I enjoyed the 129-km drive north from Sodankylä to Saariselkä. As we moved north, the colours of autumn were even more vibrant and varying. The still conditions made the surface of the lakes we passed almost glasslike, reflecting the scenes around. Thirty-two kilometers short of Saariselkä, at the Tankavaara Gold Mine, is the site of one of the great Lappish gold rushes – and the museum here tells it all by way of great exhibits and displays. You can pan for gold, and there is always a glitter at the bottom of the pan if you do your panning diligently. Here too, you can keep whatever gold you find. If it is within reasonable
limits, of course!
Saariselkä is where I got my fix of adrenaline. Canoeing on the scenic Tankajoki River, rafting through white water rapids on the Ivaljoki River and the guided walks through the Fells all made the area a worthwhile pitstop. The water is icy, but the thrill cancels out its sting and by the time you’re paddling hard or dodging swells, it feels almost lukewarm.
Continuing further north, our last halt was the village of Inari. The Siida Museum of Sami Life makes the visit to Inari worthwhile. Here, you can find out how the indigenous people survived here in the centuries before bitumen roads, fast transport and indoor heating. The underlying fact that comes through is that the reindeer has been and still is the vital survival component of local Sami life.
My GPS told me to drive from Inari to Levi, which is west of Sodankylä via Sodankylä itself, but I didn’t want to drive along the same road again, so I went along Route 955 from Inari. There is a reason that the GPS doesn’t offer this road as an option, it is because most of it is a dirt track. I felt like as if I was driving in a rally because once or twice I gave in to the temptation of sliding the car around corners.
The wild side
Levi is an adventure hub but is also a place where a good party is never too far away. There are mountain bike trails where you can take your bicycle up to the hills in a cable car and then zip on it down the slopes. Then there is jungle craft, where you can do stuff like traversing trees on a cable, crossing a Burma Bridge or doing the monkey crawl.
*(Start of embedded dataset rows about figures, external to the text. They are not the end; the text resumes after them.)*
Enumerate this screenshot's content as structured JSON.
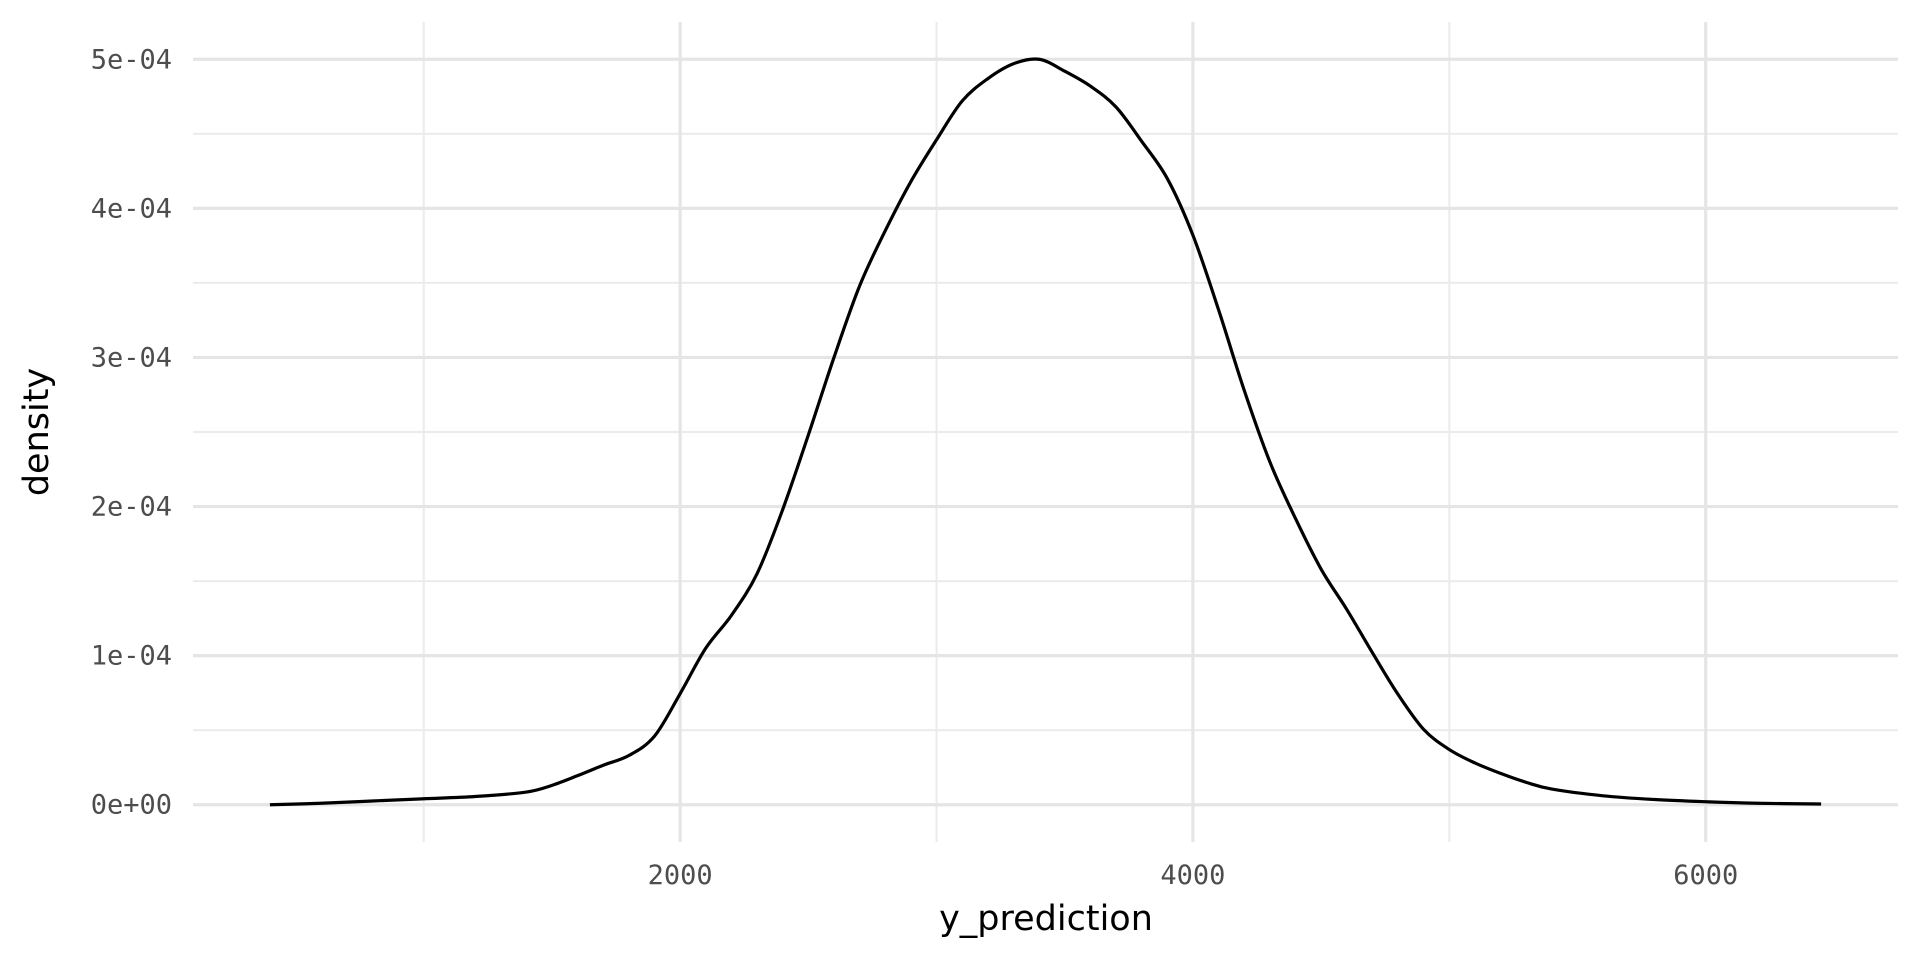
{
  "chart_data": {
    "type": "line",
    "title": "",
    "xlabel": "y_prediction",
    "ylabel": "density",
    "xlim": [
      100,
      6750
    ],
    "ylim": [
      -2.5e-05,
      0.000525
    ],
    "x_ticks": [
      2000,
      4000,
      6000
    ],
    "x_tick_labels": [
      "2000",
      "4000",
      "6000"
    ],
    "x_minor_ticks": [
      1000,
      3000,
      5000
    ],
    "y_ticks": [
      0,
      0.0001,
      0.0002,
      0.0003,
      0.0004,
      0.0005
    ],
    "y_tick_labels": [
      "0e+00",
      "1e-04",
      "2e-04",
      "3e-04",
      "4e-04",
      "5e-04"
    ],
    "y_minor_ticks": [
      5e-05,
      0.00015,
      0.00025,
      0.00035,
      0.00045
    ],
    "grid": true,
    "series": [
      {
        "color": "#000000",
        "x": [
          400,
          600,
          800,
          1000,
          1200,
          1400,
          1500,
          1600,
          1700,
          1800,
          1900,
          2000,
          2100,
          2200,
          2300,
          2400,
          2500,
          2600,
          2700,
          2800,
          2900,
          3000,
          3100,
          3200,
          3300,
          3400,
          3500,
          3600,
          3700,
          3800,
          3900,
          4000,
          4100,
          4200,
          4300,
          4400,
          4500,
          4600,
          4700,
          4800,
          4900,
          5000,
          5100,
          5200,
          5300,
          5400,
          5600,
          5800,
          6000,
          6200,
          6450
        ],
        "y": [
          0,
          1e-06,
          2.5e-06,
          4e-06,
          5.5e-06,
          8.5e-06,
          1.3e-05,
          1.95e-05,
          2.65e-05,
          3.3e-05,
          4.6e-05,
          7.45e-05,
          0.000105,
          0.000127,
          0.000155,
          0.000198,
          0.000248,
          0.0003,
          0.000348,
          0.000385,
          0.000418,
          0.000446,
          0.000472,
          0.000487,
          0.000497,
          0.0005,
          0.000492,
          0.000482,
          0.000468,
          0.000445,
          0.00042,
          0.000382,
          0.000332,
          0.000278,
          0.00023,
          0.000192,
          0.000158,
          0.000131,
          0.000102,
          7.4e-05,
          5.05e-05,
          3.7e-05,
          2.8e-05,
          2.1e-05,
          1.5e-05,
          1.05e-05,
          6e-06,
          3.5e-06,
          2e-06,
          1e-06,
          5e-07
        ]
      }
    ]
  }
}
Another thing that almost a religion here is karaoke. Wake a Finn up in the middle of the night, and give him or her a microphone, and he or she will sing. Also, they love to dance. So in Levi there are afternoon restaurants with live music, where you will see the bizarre sight of locals in full walking gear celebrating the completion of a long walk with a glass of wine or vodka, and trying to do the boogie-woogie dressed in Gore-Tex and hiking boots.
And that is how my Finnish holiday in Lapland drew to a close, watching two hikers trying to tap dance like Fred Astaire and Ginger Rogers to a live band, while the restaurant owner nervously pulled at his chin, wondering how long the wooden floor would stand up to the whopping it was being subjected to.
: Indians need a Schengen visa. Visit
: There are no direct flights from Mumbai; Finnair flies direct from Delhi to Helsinki.
Helsinki definitely warrants a day or two. Take a flight (1 hour) to Rovaniemi or take the overnight train. Book online at
You can hire a car online at Europcar Finland at
ON THE ROAD
Keep in mind that there are very strict speed limits and that reindeer sometimes rush across the road.
Hitting a reindeer is very unlike hitting a stray dog on the roads in India. The animals are quite large so a collision can be fatal for all involved.
If you do hit a reindeer and it is in agony, you are expected to perform the coup de grace.
Having a GPS is good, but be sure that you carry a road map of the region as well.